A practice is different. You still see patients, but you also build a team. You bring on clinicians in complementary specialties. You earn on the sessions your team delivers, not just the ones you personally sit in. A psychologist running a group practice through Lean Medical can have LMFTs, LCSWs, and BCBAs on their team - each generating revenue that flows through the practice. That is passive income. That is leverage. That is what a business looks like.

And it compounds. Every clinician you bring on, every referral relationship you build, every specialty you add - that is equity in your practice, not just another hour on someone else's platform.

Community Instead of Isolation

One of the hardest parts of the marketplace model is how isolating it is. You log in, you see patients, you log off. There is no one to consult with on a tough case. No one to refer to when a patient needs a different type of care. No one to cover for you when you take a week off.

Lean Medical is structured around pods - small groups of clinicians who work together. You have colleagues who know your patients, share referrals, and are available for case consultation. When your therapy patient's child needs an ABA evaluation, you refer to someone in the network. When an adult patient needs a psychiatric consult, you have a psychiatrist you actually know.

This is not a Slack channel or a Facebook group. It is a working clinical community where referrals, consultations, and coverage happen between people who practice together. For clinicians coming from Headway, Alma, or Rula - where the "community" is mostly you and your caseload - this is a fundamentally different experience.

Better Rates, Immediately

Even before you build a team or tap into the community, the economics are better. Lean Medical clinicians earn 30-50% more per session than typical marketplace rates, depending on license type and payer. We are in-network with Cigna and Aetna in California, with more payers planned.

That means a clinician seeing the same number of patients, with the same schedule, takes home significantly more. No extra hours. No extra effort. Just better rates from day one. The group practice model and community are where the real upside lives. But even if all you want is to keep seeing your current patients at better rates, Lean gets you there.

Operational Support That Goes Beyond Billing

Marketplace platforms handle credentialing and billing. That is table stakes. Lean Medical does that too - but it is the starting point, not the ceiling.

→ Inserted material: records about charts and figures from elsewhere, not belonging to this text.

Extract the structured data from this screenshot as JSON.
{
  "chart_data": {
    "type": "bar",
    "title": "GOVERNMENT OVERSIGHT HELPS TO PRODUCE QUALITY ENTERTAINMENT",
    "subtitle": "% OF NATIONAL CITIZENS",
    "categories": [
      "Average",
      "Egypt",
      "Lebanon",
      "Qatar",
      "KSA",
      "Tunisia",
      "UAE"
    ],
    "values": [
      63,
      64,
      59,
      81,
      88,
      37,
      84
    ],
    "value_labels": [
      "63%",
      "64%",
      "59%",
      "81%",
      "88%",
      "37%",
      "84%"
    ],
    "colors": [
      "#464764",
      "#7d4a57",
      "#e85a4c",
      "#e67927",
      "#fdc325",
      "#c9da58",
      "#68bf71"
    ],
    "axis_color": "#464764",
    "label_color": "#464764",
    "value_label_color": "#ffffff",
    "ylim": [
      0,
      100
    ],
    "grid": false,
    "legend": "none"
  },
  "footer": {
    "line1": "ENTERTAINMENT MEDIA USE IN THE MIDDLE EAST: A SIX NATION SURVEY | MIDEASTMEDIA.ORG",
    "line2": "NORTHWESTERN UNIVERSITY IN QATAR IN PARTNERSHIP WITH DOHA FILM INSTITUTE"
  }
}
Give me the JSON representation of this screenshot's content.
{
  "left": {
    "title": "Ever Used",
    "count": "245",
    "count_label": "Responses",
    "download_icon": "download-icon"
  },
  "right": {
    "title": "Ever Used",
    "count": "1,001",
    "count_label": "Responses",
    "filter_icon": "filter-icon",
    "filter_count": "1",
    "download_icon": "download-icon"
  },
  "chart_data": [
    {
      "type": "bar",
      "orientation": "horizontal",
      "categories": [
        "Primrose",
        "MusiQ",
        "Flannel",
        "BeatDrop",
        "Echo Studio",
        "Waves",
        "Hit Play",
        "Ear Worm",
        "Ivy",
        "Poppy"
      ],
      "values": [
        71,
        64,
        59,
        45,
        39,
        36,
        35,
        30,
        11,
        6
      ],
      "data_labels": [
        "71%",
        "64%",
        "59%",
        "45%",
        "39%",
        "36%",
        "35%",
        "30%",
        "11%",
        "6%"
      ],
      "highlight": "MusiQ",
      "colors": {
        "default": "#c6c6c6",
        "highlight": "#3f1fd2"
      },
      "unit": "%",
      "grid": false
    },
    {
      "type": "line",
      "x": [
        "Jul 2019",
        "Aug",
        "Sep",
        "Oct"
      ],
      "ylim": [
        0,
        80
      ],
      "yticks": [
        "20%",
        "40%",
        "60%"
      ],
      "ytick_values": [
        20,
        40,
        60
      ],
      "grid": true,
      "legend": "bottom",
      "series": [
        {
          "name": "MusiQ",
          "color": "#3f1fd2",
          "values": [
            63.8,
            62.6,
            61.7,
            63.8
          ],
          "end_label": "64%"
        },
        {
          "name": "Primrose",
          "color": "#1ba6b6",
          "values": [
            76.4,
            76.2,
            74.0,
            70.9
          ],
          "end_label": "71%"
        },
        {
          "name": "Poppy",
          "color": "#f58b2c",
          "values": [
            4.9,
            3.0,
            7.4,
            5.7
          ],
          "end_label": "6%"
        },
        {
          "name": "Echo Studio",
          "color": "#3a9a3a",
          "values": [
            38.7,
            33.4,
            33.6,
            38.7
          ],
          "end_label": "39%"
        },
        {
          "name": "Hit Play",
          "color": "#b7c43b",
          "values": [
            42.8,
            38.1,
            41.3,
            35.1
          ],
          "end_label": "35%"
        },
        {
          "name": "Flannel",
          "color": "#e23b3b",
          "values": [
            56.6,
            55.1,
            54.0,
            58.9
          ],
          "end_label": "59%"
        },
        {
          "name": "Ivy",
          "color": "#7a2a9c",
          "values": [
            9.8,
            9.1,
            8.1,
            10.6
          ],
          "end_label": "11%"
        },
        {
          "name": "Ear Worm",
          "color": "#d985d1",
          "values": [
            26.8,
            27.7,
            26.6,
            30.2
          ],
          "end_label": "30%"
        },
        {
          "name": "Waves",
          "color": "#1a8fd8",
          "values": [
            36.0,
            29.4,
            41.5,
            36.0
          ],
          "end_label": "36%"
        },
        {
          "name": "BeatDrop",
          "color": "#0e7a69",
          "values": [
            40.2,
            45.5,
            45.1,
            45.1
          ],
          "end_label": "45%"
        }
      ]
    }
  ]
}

When you are ready to grow, we help you incorporate your practice, hire clinicians to work under you, and manage the operational complexity that comes with scaling - things like prior authorizations for ABA, multi-provider scheduling, and compliance across license types. We also help you develop the skills to acquire your own patients, build referral relationships, and grow your caseload independently. The goal is not just to take admin off your plate. It is to give you the infrastructure to run a real business without having to figure out the business side alone.

Where You Want to Go

Some clinicians want to keep things simple - see patients, earn better rates, go home. Lean Medical works for that. You will earn more per session than you do on Headway, Alma, or Rula, and the operational support is comparable.

But the clinicians who get the most out of the model are the ones building something. They are bringing on associates, adding specialties, earning on sessions they are not personally delivering, and practicing alongside colleagues who make them better clinicians.

We work with licensed psychologists, LMFTs, LCSWs, LPCCs, psychiatrists, and BCBAs offering therapy, psychiatry, psychological testing, ABA therapy, and family therapy.